Would this be to say that, without the invention of MTV, people would still be almost oblivious to the looks of their favorite bands? Certainly not. There would still be magazines and posters to be bought, and even if MTV hadn’t come along, someone else would inevitably have the idea to make it possible to see music. However, it has never been so very easy to see the face behind the voice you’ve been enjoying. Even if you don’t watch MTV or Fuse or VH1, you can simply go online and look for pictures of the bands you know and love, which was certainly not possible (or as possible) when MTV arrived. Though it doesn’t necessarily play a lot of music, when kids watch the videos they do air, they are much more concerned with if they would like to go to bed with the musician, and nevermind if that musician is talented.

I don’t place the blame squarely on the shoulders of the listening community. It doesn’t help that pop musicians have become little more than grinning, handsome spokespeople who are trying to sell you their band. This seems to be the purpose of having your face plastered all over the internet, in videos, magazines, so on: to sell the product. You may think I only think this because 90% of the music I listen to comes from faceless (and usually unattractive) people who play music and little else. But really, that’s what they were hired to do. Music is something you listen to, after all, and it doesn’t matter how cute the bassist is with his hair like that. And it shouldn’t matter to the person making the music how their hair looks: as said: we didn’t hire you to look cute and fun loving. We hired you to play us a few songs and go home.
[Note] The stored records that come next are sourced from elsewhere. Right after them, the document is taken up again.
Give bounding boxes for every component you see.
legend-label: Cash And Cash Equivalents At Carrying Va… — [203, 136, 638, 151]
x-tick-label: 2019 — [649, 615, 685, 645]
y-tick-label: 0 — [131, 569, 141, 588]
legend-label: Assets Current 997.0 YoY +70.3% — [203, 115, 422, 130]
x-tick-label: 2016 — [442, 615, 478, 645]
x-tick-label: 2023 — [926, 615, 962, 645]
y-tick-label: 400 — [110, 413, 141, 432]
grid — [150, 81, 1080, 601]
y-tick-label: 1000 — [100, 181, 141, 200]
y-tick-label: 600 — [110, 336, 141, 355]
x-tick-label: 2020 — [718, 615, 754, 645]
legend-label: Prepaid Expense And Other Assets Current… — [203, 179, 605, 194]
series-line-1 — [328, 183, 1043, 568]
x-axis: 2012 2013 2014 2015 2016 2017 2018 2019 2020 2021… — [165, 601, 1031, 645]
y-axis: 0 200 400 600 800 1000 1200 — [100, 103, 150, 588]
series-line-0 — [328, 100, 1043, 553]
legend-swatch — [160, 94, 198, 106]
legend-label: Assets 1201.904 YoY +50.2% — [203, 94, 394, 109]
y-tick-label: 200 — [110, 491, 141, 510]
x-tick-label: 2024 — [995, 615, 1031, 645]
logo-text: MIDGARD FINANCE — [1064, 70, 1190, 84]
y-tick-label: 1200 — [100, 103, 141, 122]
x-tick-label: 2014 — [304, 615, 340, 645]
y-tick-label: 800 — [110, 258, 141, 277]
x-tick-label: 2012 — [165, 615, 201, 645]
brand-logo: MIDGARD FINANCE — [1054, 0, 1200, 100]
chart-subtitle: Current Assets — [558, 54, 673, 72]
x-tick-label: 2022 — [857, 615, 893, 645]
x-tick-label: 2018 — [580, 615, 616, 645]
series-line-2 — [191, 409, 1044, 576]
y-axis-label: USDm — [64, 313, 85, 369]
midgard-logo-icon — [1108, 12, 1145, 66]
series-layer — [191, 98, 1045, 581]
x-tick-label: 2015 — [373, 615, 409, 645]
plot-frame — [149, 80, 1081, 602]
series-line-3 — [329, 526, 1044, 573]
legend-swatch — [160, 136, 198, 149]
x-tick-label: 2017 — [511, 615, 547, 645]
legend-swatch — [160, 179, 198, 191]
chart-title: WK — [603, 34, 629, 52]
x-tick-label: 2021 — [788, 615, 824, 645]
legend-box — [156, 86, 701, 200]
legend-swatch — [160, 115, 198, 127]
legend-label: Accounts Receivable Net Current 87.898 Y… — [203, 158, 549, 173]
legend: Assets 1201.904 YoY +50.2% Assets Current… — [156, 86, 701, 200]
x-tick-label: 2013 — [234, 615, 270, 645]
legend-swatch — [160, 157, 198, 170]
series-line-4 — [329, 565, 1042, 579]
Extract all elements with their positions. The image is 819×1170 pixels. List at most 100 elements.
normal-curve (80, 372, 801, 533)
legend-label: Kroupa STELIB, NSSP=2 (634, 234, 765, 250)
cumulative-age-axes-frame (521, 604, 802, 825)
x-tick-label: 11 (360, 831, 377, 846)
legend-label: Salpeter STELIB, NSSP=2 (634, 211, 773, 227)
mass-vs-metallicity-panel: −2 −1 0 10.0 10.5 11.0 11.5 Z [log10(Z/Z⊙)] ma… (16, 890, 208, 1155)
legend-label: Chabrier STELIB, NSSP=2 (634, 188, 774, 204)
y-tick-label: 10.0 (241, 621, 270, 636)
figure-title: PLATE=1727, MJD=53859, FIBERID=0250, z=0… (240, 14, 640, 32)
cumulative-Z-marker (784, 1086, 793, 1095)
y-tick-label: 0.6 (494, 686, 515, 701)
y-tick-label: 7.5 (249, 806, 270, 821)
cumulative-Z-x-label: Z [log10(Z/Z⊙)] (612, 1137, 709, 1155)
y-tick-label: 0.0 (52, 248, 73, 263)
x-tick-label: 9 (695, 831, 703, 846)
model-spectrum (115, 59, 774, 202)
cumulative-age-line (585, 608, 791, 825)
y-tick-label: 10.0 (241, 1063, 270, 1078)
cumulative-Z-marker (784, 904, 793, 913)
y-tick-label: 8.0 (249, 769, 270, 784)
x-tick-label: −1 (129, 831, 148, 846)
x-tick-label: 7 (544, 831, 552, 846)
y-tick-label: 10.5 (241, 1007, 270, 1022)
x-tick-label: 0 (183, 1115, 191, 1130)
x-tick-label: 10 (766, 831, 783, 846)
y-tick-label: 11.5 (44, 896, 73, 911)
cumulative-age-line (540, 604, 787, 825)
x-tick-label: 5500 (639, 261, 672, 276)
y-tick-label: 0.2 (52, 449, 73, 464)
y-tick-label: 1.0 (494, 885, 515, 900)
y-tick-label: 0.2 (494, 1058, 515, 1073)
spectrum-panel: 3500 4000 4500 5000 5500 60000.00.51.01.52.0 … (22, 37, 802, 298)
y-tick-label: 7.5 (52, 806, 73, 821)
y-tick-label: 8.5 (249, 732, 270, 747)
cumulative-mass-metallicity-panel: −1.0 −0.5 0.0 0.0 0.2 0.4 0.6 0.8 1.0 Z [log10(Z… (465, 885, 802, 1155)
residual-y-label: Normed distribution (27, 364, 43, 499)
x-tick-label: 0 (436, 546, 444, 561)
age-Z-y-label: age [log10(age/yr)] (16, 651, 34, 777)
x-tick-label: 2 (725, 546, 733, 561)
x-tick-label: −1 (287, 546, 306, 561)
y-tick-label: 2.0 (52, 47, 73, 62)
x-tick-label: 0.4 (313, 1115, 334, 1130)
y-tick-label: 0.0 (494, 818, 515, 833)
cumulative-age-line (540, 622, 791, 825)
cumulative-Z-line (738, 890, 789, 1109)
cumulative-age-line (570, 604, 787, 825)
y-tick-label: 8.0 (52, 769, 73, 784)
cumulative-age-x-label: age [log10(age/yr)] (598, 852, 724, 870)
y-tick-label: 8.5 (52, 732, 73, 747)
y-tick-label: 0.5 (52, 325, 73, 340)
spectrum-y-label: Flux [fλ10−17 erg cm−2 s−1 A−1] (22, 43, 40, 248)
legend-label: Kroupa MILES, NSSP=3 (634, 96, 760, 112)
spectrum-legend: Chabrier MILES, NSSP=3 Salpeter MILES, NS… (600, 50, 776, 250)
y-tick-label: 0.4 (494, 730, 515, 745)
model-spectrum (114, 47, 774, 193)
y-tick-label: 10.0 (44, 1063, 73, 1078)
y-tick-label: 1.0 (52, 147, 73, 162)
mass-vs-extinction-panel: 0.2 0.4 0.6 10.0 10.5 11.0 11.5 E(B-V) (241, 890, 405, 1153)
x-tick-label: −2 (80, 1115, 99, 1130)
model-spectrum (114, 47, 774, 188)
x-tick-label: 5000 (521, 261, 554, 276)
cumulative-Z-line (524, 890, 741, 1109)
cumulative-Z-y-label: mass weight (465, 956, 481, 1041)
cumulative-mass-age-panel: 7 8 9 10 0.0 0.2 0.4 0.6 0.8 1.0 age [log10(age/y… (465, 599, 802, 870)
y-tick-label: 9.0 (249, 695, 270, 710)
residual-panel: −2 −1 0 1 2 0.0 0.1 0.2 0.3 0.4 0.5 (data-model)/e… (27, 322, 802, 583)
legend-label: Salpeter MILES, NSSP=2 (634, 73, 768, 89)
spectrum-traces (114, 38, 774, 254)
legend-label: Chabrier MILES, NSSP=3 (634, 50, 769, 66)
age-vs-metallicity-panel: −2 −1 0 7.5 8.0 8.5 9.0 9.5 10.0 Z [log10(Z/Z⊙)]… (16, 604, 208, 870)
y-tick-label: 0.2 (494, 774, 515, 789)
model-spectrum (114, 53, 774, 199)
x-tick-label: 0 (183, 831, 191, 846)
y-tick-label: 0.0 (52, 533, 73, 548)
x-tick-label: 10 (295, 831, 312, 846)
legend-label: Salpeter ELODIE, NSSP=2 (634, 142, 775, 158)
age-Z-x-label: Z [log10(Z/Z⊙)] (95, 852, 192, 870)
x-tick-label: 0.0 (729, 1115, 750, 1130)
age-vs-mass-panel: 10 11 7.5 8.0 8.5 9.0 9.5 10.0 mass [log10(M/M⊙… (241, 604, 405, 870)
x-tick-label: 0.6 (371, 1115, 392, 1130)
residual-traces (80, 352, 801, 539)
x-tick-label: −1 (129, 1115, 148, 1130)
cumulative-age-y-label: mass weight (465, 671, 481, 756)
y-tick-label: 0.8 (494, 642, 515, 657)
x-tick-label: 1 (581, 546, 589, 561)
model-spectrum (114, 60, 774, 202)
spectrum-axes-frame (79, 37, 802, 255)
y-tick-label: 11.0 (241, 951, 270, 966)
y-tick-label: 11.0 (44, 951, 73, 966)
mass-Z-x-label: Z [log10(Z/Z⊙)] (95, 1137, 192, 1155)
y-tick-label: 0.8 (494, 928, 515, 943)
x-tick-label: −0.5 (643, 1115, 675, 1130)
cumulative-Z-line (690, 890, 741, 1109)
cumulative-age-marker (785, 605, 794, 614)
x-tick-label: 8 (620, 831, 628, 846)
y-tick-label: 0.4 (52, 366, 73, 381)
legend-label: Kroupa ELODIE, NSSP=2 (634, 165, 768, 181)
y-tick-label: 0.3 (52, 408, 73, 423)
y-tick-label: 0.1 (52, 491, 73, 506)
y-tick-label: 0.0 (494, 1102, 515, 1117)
It seems that music has almost gone the way of the profession of acting: who cares if Heath Ledger was on his way to becoming one of the best and most well rounded actors in the modern era? His position in the world was shown by the overwhelming response I got from my peers: “Why did Heath have to die? He was so hot!” It was not an actor who died, it was a hot guy. And so it goes for music. If the members of a certain band were half as good looking, would it be unreasonable to believe that they would sell less records? Would kids still turn out to their shows like they do now? I don’t believe it would be a stretch to believe that, if musicians were still musicians, rather than faces selling a product, music would still be as good as it was when the only time you saw the person playing was if you went out of your way to do so, by going to a concert, or buying a magazine with said band in it.

Correct me if I’m wrong, but isn’t it somewhat backwards that the faces of musicians sell more records than the quality of the product? Shouldn’t it be more relevant that people in the band can actually use their instruments properly? It is true, people were just as up in arms about the relative attractiveness of, say, Elvis Presley or The Beatles, but it was never more important than the fact that they played pretty good music (even though Elvis didn’t exactly make what is commonly called “good music”). Is it so wrong that I wish musicians would just shut up and play their instruments, like they used to, and stopped fixing their goddamn hair?